The TableParsers automatically apply a header detection and use the detected header to set the attribute names (=column headers). Column headers can be accesses using the Tables getSchema() function.

TableSchema schema = t.getSchema();

for(int i = 0; i < schema.getSize(); i++){
  System.out.println(schema.get(i).getHeader());
}

To change the header detection method, implement the TableHeaderDetector interface.

public class TableHeaderDetectorFirstRow implements TableHeaderDetector {

	@Override
	public int[] detectTableHeader(String[][] attributeValues) {
		int[] result = {0};
		return result;
	}
}

Then assign it to your TableParser using the setTableHeaderDetector() method before parsing a table.

CsvTableParser csvParser = new CsvTableParser();
csvParser.setTableHeaderDetector(new TableHeaderDetectorFirstRow());

Detecting the Entity Label Column / Subject Column

The Entity Label Column or Subject Column is a single column that likely contains the names of the entities that are described in a table. It can be detected by calling the identifySubjectColumn() method, which expects a uniqueness threshold as parameter.

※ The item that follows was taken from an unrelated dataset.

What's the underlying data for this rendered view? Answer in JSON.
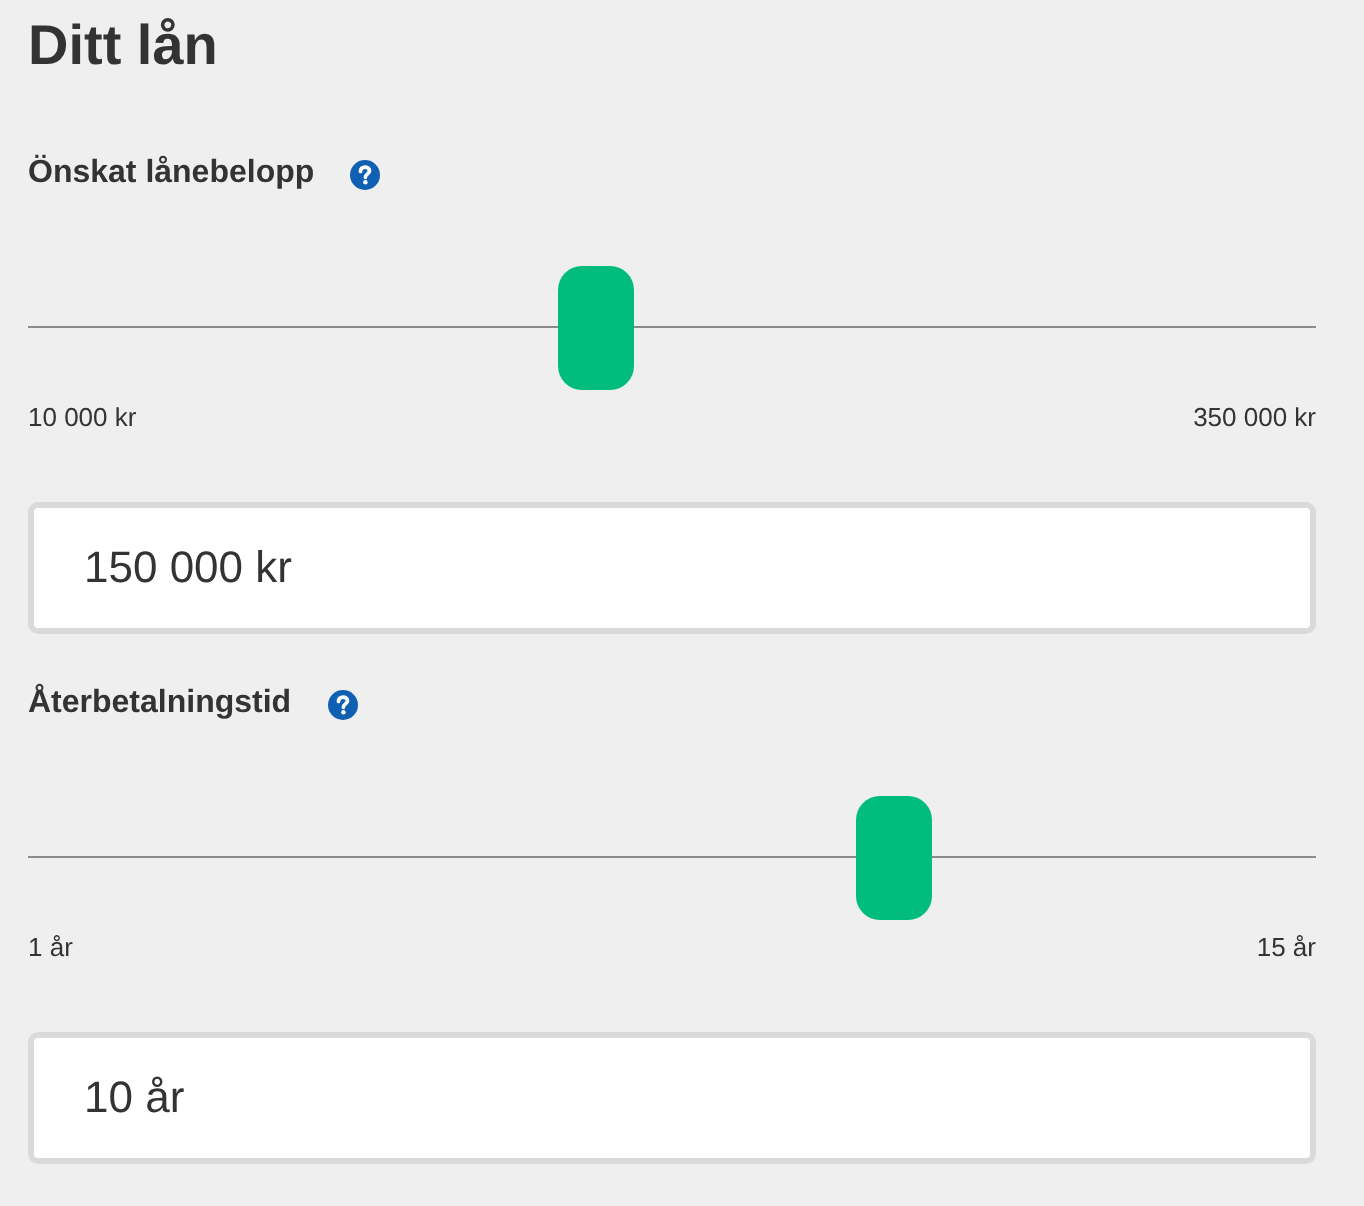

CsvTableParser csvParser = new CsvTableParser();
Table t = csvParser.parseTable(pFilePath);

t.identifySubjectColumn(0.9);

TableColumn subjectColumn = t.getSubjectColumn();

Accessing Table Data

The Table class gives you access to the table's data with the getRows() function and to the tables schema with the getColumns() and getSchema() functions.

// load a table from json
JsonTableParser p = new JsonTableParser();
Table t = p.parseTable(f);

// print some metda-data: number of columns & rows, subject column
System.out.println(String.format("* # Columns: %d", t.getColumns().size()));
System.out.println(String.format("* # Rows: %d", t.getRows().size()));
System.out.println(String.format("* Subject Column: %s",
  t.getKey()==null ? "?" : t.getSubjectColumn().getHeader()));

// print the table schema (all column names including column index and data type):
for(TableColumn c : t.getColumns()) {
  System.out.println(String.format("[%d] %s (%s)",
    c.getColumnIndex(),
    c.getHeader(),
    c.getDataType()));
}

// print all rows including their row number
// (with a maximum column width of 20 characters):for(TableRow r : t.getRows()) {
  System.out.println(String.format("[%d] %s",
    r.getRowNumber(),
    r.format(20)));
}

References

[1] Venetis, Petros, et al. "Recovering semantics of tables on the web." Proceedings of the VLDB Endowment 4.9 (2011): 528-538.

[2] Bakalov, Anton, et al. "Scad: Collective discovery of attribute values." Proceedings of the 20th international conference on World wide web. ACM, 2011.

[3] Kolomiyets, Oleksandr, and Marie-Francine Moens. "KUL: recognition and normalization of temporal expressions." Proceedings of the 5th International Workshop on Semantic Evaluation. Association for Computational Linguistics, 2010.